Elevate Difference

In Black and White: An Interpretation of the South

From 1888 to 1925, Lily Hardy Hammond accurately predicted the future. In that time period, the prominent activist said and wrote just about everything that progressives and left-leaning people are saying across the United States now. This is simultaneously inspiring and deeply upsetting to read as a young radical in 2008.

In Black and White traces Hardy Hammond’s political writings and presentations over the course of her lifetime. The compilation illuminates clear underlying themes of her activism: Hardy Hammond lambasted upper-middle-class, white Americans for their failure to examine the buttresses of racism, and particularly the absence of universal health care and effective social welfare systems. She wrote many of her speeches and essays within fifty years of the governmental abolition of slavery, criticizing socioeconomically privileged white Americans who felt that after slavery “ended” race relations weren’t their problem anymore.
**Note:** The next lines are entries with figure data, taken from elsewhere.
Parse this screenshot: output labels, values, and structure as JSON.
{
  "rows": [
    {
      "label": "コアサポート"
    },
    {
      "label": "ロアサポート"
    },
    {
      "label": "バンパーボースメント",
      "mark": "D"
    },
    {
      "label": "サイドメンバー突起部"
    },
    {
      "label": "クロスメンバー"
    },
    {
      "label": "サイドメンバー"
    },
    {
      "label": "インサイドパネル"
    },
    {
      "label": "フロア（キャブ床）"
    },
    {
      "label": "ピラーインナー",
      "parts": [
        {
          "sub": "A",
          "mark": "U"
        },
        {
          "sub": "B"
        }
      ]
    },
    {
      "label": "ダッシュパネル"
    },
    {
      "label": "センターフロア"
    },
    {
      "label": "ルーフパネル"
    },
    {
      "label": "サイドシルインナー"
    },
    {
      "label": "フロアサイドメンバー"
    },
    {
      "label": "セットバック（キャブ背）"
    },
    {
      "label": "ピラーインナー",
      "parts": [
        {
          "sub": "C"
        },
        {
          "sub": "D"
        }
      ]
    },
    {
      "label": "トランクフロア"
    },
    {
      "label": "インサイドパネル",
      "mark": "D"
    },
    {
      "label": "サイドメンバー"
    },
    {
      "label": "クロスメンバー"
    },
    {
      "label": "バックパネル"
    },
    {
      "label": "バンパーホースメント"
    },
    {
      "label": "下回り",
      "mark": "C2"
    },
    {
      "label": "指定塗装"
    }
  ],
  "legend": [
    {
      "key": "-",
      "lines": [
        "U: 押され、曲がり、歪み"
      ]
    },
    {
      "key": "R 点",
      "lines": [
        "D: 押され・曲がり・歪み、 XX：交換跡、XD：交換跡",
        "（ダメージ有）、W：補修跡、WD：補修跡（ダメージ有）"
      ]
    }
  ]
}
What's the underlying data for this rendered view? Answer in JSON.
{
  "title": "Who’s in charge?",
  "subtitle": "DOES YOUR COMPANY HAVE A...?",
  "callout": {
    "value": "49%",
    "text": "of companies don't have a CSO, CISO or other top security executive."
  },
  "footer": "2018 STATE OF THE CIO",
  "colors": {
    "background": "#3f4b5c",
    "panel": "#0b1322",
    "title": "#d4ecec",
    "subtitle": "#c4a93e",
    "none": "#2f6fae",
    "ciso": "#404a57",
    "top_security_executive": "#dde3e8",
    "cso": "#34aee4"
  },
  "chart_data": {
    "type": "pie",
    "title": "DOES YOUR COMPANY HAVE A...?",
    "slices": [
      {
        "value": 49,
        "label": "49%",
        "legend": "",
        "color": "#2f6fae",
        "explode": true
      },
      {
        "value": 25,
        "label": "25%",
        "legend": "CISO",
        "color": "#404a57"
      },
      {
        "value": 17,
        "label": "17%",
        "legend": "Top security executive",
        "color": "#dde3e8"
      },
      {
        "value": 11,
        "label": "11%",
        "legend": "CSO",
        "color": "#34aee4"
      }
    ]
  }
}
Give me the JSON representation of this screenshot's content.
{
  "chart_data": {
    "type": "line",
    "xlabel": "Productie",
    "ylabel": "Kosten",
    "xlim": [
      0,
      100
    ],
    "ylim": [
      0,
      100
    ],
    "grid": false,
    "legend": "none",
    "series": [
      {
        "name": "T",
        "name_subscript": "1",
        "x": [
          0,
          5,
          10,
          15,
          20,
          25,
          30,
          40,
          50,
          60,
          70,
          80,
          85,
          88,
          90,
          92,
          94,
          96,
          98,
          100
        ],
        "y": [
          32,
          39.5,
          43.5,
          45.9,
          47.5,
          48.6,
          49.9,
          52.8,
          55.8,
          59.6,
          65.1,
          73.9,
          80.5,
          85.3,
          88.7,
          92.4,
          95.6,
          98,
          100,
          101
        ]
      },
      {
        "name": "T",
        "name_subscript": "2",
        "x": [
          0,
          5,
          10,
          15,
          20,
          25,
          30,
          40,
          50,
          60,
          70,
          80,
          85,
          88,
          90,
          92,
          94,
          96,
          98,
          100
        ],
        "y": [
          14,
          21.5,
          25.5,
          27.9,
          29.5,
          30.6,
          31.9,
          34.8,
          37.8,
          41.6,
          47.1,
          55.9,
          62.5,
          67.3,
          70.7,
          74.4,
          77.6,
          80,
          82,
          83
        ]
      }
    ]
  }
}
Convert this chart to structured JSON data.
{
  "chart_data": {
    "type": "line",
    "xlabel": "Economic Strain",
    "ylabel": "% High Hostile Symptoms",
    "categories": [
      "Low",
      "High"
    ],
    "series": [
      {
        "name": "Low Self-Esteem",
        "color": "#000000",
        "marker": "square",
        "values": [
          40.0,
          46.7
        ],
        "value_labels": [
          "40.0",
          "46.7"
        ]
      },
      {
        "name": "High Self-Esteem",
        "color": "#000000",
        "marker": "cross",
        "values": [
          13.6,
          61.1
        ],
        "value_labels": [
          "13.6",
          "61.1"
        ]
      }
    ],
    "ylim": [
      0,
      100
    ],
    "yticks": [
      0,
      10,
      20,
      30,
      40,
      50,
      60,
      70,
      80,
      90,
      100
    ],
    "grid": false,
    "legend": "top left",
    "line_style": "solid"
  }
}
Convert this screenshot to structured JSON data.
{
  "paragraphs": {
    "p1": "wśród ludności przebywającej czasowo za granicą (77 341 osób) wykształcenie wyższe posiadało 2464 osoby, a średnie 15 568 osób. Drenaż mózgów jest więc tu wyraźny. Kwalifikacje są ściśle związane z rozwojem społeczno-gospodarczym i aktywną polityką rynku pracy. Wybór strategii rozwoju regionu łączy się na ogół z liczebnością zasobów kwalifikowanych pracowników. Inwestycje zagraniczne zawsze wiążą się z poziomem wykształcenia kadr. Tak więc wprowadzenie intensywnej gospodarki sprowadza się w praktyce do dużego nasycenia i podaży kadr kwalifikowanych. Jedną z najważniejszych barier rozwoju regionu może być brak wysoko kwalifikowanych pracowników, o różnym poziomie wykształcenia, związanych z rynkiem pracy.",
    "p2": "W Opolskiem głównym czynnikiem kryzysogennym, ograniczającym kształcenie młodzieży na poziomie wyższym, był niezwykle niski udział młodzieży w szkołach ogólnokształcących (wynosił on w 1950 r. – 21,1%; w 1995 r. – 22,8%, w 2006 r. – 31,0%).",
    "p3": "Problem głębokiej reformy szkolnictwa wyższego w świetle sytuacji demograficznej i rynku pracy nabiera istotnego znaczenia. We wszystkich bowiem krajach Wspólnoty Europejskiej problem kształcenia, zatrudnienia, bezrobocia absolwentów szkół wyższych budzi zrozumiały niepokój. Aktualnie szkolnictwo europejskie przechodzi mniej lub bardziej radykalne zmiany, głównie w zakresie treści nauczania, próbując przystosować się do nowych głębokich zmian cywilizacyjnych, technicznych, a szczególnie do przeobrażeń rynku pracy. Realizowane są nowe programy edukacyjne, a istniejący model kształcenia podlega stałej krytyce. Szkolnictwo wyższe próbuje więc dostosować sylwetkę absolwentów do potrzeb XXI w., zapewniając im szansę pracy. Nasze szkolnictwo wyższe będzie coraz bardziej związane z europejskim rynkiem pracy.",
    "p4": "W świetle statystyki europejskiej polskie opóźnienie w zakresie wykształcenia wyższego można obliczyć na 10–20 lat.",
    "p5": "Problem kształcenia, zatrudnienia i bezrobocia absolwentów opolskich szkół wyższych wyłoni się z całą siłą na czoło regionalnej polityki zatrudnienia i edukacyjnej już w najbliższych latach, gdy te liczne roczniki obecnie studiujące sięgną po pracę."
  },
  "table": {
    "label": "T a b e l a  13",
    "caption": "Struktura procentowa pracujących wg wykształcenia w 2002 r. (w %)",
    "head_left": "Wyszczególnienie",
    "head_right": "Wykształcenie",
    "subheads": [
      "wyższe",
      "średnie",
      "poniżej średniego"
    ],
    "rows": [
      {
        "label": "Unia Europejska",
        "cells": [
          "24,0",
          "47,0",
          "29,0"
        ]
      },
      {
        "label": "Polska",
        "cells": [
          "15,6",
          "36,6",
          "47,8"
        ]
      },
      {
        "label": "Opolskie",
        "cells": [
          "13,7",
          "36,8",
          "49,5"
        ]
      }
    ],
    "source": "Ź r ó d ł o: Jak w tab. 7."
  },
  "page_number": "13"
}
Hardy Hammond boldly accuses most white Americans of acting childish in their approaches to race: “many of us tell lies because we are not out of the kindergarten yet.” She blames this immature defensiveness for the large number of people of color and poor people put in U.S. prisons; she also highlights how various governmental decisions and policies, such as prohibition, stemmed from racial biases.

She defends the political ideals of socialists, making poignant statements such as “How should we have a social conscience? No nation has ever developed community consciousness while its members were battling for daily bread.” This notion of social consciousness pops up in most of her essays as something markedly, notably absent from the United States. While many members of society are getting shirked economically in such blatant and systematic ways, she points out, those individuals will not be able to help themselves or broader society.

All of these arguments, made public in the late nineteenth century, strongly resonate with the current state of affairs in this nation. In Black and White_ is an essential read for any modern day progressive thinkers. The text is 150 pages of writing by a radical activist who was saying a hundred years ago what might burst forth angrily from many of us now: Little will change in terms of race relations in the United States until the underpinnings of racism have been examined, dissected, and confronted.

The challenge for the reader is trying not to sound defeated in asking, after putting the book down: “Will anything ever change?”